Salt Pond E6C
The first phase of South Bay Salt Pond Restoration Project (SBSPRP) work in the Eden Landing Ecological Reserve (ELER) played out between the San Mateo Bridge approach to the north and the Old Alameda Creek Flood Control Channel to the south. After several years of remarkable Phase I progress, the SBSPRP is now starting a Phase II set of ELER projects. These will be largely sited south of the Old Alameda Creek Flood Control Channel and north of the Coyote Hills. I am expanding my photographic coverage of the area with the idea of capturing a set of “before” photographs taken before Phase II interventions. Last Sunday Claudia and I headed out to Salt Pond E6C, which proved to be an interesting subject.
The ExC ponds are a relatively compact group of salt evaporation ponds arranged along the eastern flank of Turk Island, the northernmost outlier of the Coyote Hills. Pond E3C has an intriguing salt work ruin in its center (Plummer Bros. Salt Works, c. 1869?) while E1C and E2C have a close relationship with Turk Island. My “Bush Past Prime” photographs were taken in E2C. However, the target of this session was Salt Pond E6C, which I have not visited before, and its neighboring ponds E4 and E5 to the north as well as E4C and E5C to the south.

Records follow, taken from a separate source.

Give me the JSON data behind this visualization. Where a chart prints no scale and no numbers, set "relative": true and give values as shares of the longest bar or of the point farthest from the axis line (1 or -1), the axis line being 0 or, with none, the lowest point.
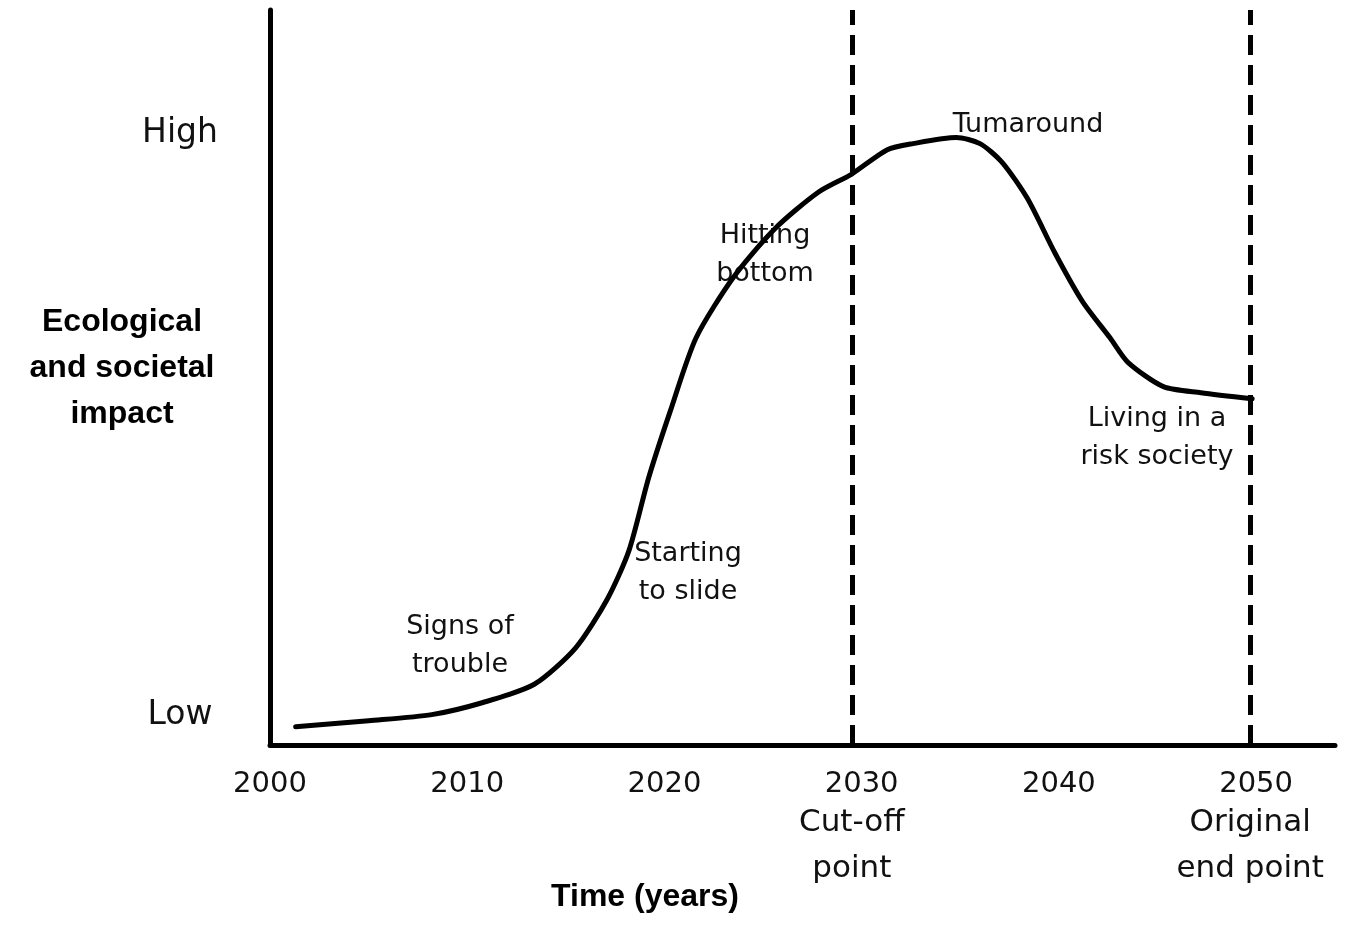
{
  "chart_data": {
    "type": "line",
    "relative": true,
    "xlabel": "Time (years)",
    "ylabel": "Ecological and societal impact",
    "x": [
      2001.3,
      2005.0,
      2008.2,
      2010.8,
      2013.4,
      2015.5,
      2017.1,
      2018.2,
      2019.2,
      2020.3,
      2021.6,
      2023.5,
      2025.6,
      2027.8,
      2029.5,
      2031.3,
      2032.6,
      2034.8,
      2036.0,
      2037.1,
      2038.4,
      2039.8,
      2041.2,
      2042.6,
      2043.5,
      2045.3,
      2047.2,
      2049.8
    ],
    "series": [
      {
        "color": "#000000",
        "values": [
          0.03,
          0.04,
          0.05,
          0.07,
          0.1,
          0.16,
          0.24,
          0.32,
          0.44,
          0.55,
          0.67,
          0.77,
          0.85,
          0.91,
          0.94,
          0.98,
          0.99,
          1.0,
          0.99,
          0.96,
          0.9,
          0.81,
          0.73,
          0.67,
          0.63,
          0.59,
          0.58,
          0.57
        ]
      }
    ],
    "xlim": [
      2000,
      2054
    ],
    "xticks": [
      2000,
      2010,
      2020,
      2030,
      2040,
      2050
    ],
    "ref_lines": [
      {
        "axis": "x",
        "value": 2029.5,
        "label": "Cut-off\npoint",
        "line_style": "dashed",
        "color": "#000000"
      },
      {
        "axis": "x",
        "value": 2049.7,
        "label": "Original\nend point",
        "line_style": "dashed",
        "color": "#000000"
      }
    ],
    "annotations": [
      "High",
      "Low",
      "Signs of\ntrouble",
      "Starting\nto slide",
      "Hitting\nbottom",
      "Tumaround",
      "Living in a\nrisk society"
    ],
    "grid": false,
    "marker": "none",
    "line_style": "solid"
  }
}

This was a somewhat strange day for photography. What looked like an inversion layer kept a hazy atmosphere of water vapor near the ground. We started under dead calm conditions and then got the 7.5-foot Rokkaku aloft as a 5 mph breeze arrived. Once again I was thankful for the relatively light weight of my new Canon EOS-M rig. By the end of my 1-1/2 hour photo session the wind had freshened to 14 mph or so and the Rokkaku was straining under the load. It is always nice to get the gear back down on the ground under such circumstances.

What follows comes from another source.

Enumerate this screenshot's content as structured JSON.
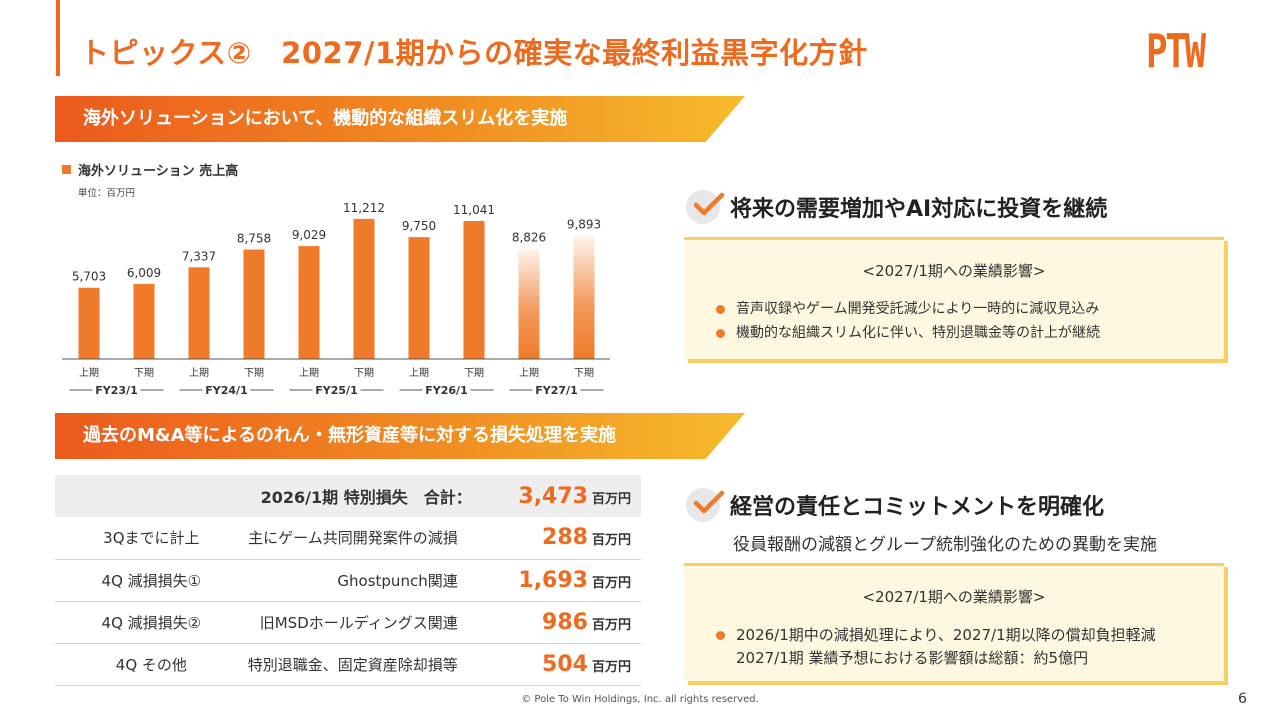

The images from this session proved entertaining. Salt Pond E6C itself was near dry with colorful red water in its borrow ditches. I image that it had a lacy white crust of salt before our recent rains but during this session the levees and exposed pond plateau were earth colored and somewhat moist. Salt Ponds E4 and E5 to the north were green with shades that reminded me of a 1950s color palette while E4C and E5C to the south sported different and more vivid shades of green. In many of the oblique photographs there is a color gradient ramping from the color of pond water to sky blue as the viewing angle becomes more grazing. The gradient is particularly visible in this session because low winds kept the pond surfaces relatively still and mirror like. The entire landscape is dotted with duck hunter’s blinds.